De l'autre côté de l'eau 1694 ( 28x 22,2 cm) Los Angeles County Museum of Art
La vie est un passage, tout chemin est un pont, lancé entre ce qui est, et ce qui doit advenir. La réalité obtuse, rassurante aux yeux de l’imbécile—parfois même aux yeux du sage qui demande à faire halte, à se reposer une heure ou deux dans la brave épaisseur des choses— est faite pour être contournée. Mieux : pour être dissoute dans le principe de l'universelle indistinction. On cale un instant ses fesses sur le rocher costaud, on prend conseil auprès de l’arbre solidement enraciné, et puis on continue. Tant qu'on n’a pas franchi le pont, on est ici, c'est-à-dire nulle part.

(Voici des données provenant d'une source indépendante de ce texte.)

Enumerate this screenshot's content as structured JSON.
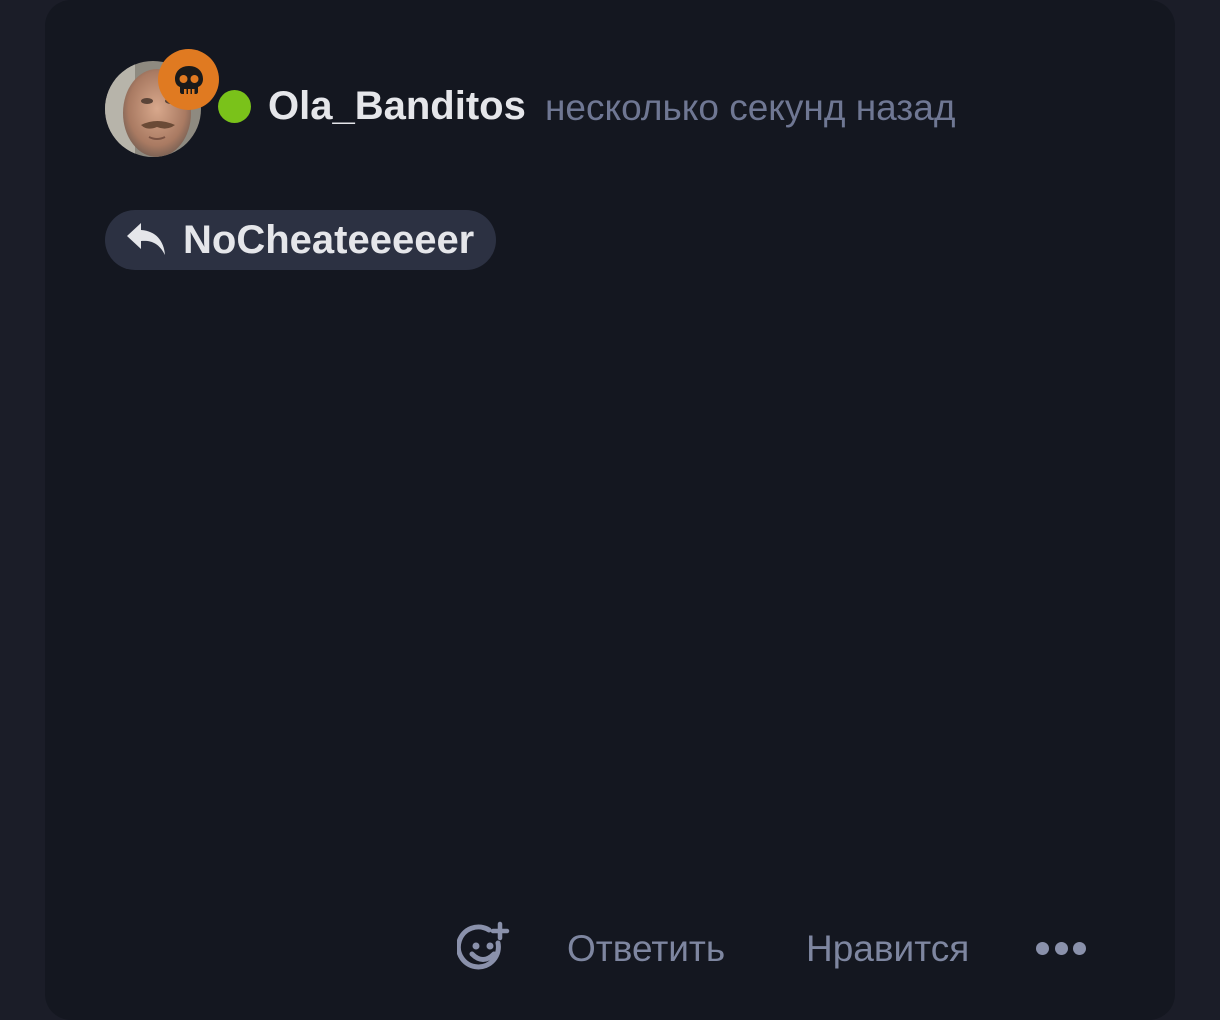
{
  "post": {
    "author": {
      "username": "Ola_Banditos",
      "avatar_icon": "user-photo",
      "badge_icon": "skull-icon",
      "badge_color": "#e07a21",
      "online": true,
      "online_color": "#7ac21a"
    },
    "timestamp": "несколько секунд назад",
    "reply_to": {
      "icon": "reply-arrow-icon",
      "username": "NoCheateeeeer"
    }
  },
  "actions": {
    "react_icon": "emoji-add-icon",
    "reply_label": "Ответить",
    "like_label": "Нравится",
    "more_icon": "more-dots-icon"
  }
}
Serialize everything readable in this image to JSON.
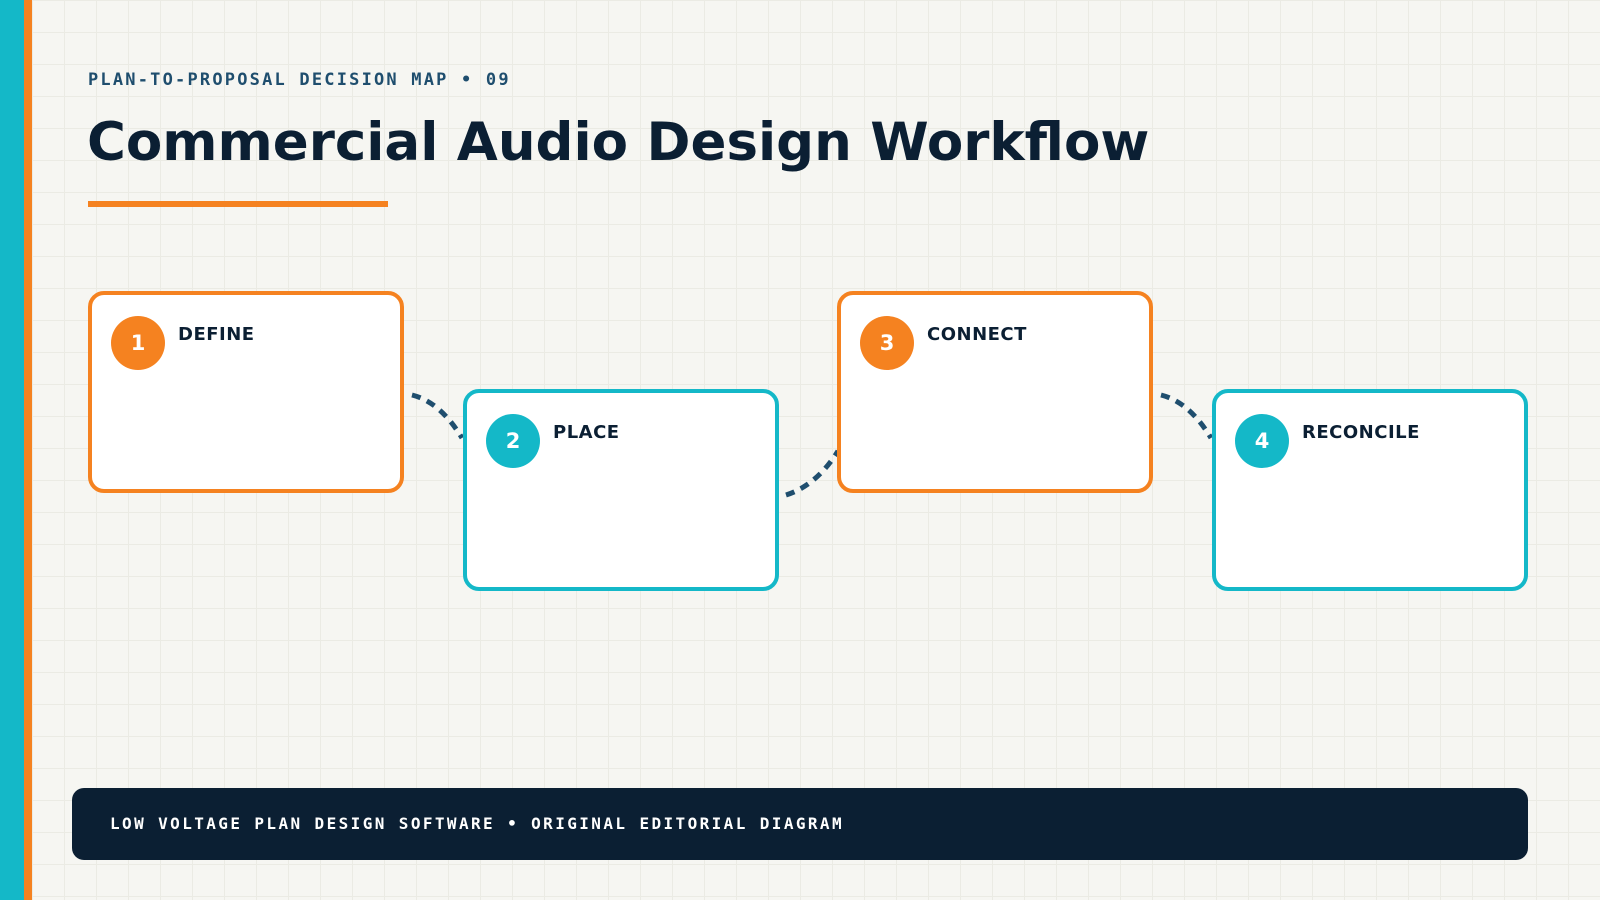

Après ? L'on a entendu dire que d'autres entités prennent racine là-bas : brumes et nuées. Y aller voir pour s'en rendre compte par soi-même. Songer à revenir ? C'est autre chose.
Ah, qui dira le secret de ces arbres, hautement bouclés, sentinelles du néant ! Le pinceau, qui oublie, ici, toute règle, les traite avec une désinvolture qui transcende l'exactitude. On n'est pas plus arbre que ça. Des apparences d’arbres qui ne sont peut-être pas loin d'être des essences (que botanistes et philosophes nous pardonnent ce jeu de mots, il s’imposait en quelque sorte). Immanence, transcendance ? Le poète pouffe discrètement dans sa manche devant ce distinguo qui n'a pas lieu d’être— en Chine en tout cas. Réalité, représentation ? Qui osera séparer ces deux sœurs jumelles ?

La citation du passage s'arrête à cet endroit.